А может, не поздно разорвать не подписанный кровью договор?
В ящике стола, покопавшись, отыскал Леонид Григорьевич металлическую рулетку, почему-то японскую, – радость современного бюрократа, любителя оргтехники из Страны восходящего солнца. «А не запирай, – злорадно думал Мисюра, сноровисто изготавливая из рулетки отмычку. – Я в своем праве. Недовольны – в ООН можете жаловаться». Замок поддался почти сразу. Да и куда бы он делся от умелых рук человека, которому всю сознательную жизнь в науке приходилось обходиться ограниченными лимитами?

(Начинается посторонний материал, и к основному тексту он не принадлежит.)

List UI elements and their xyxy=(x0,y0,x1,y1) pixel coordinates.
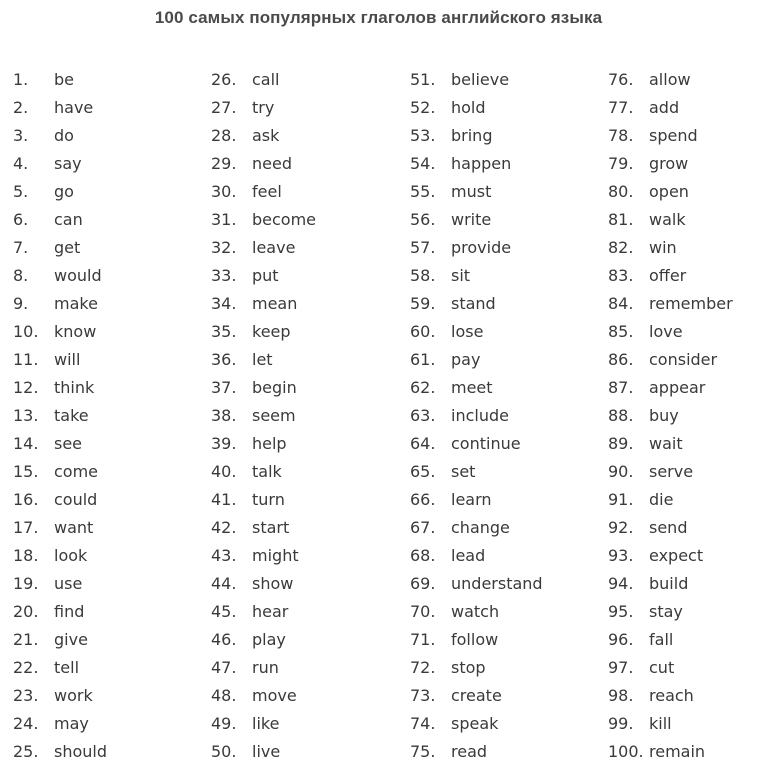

За дверью снова оказался коридор. И опять двери. За одной бухала музыка. Мисюра, свои полукриминальные действия совершавший как бы во сне, казалось, увидел продолжение сна. В светящейся полутьме просторного зала танцевали, мельтешили, выламывались, мельничными крыльями вращались сразу в трех плоскостях девицы в закрытых купальниках. Правила бал (Марьюшка сразу бы признала ее) кранаховская Венера. Не та, которую Лукас писал в молодости: молодая брюнетистая баба, сияющая здоровьем, а поздняя, в старости художника с ненавистью бессилия выписанная, плоская, белесая, с холодными водянистыми глазами – Венера стариков.
Мисюра не успел прикрыть дверь, Венера увидела его и поманила взглядом. Он понял, что нужно войти, что сейчас непременно все объяснится, и заторопился, шагнул, теряя больничные шлепанцы, вперед, на бледный огонь прозрачных холодных глаз. Кто-то уступил ему место. Музыка грянула, слепя глаза. Сильна музыка при умелом обращении – заглушить и подчеркнуть, погасить и зажечь. Жесткий ритм затормаживал мысль и будил чувства, спрятанные в глубине, Леха кривлялся, бился, вращался теперь вместе с девочками, и они восторженно любовались им и даже визжали, кажется, вокруг, – или музыка взвизгивала в верхах? – и он ломался, выламывался, вспоминая, как танцевал в молодости. Тогда в институтском зале ритм танцу задавал сильнейший, и запретный рок-н-ролл был особенно сладок.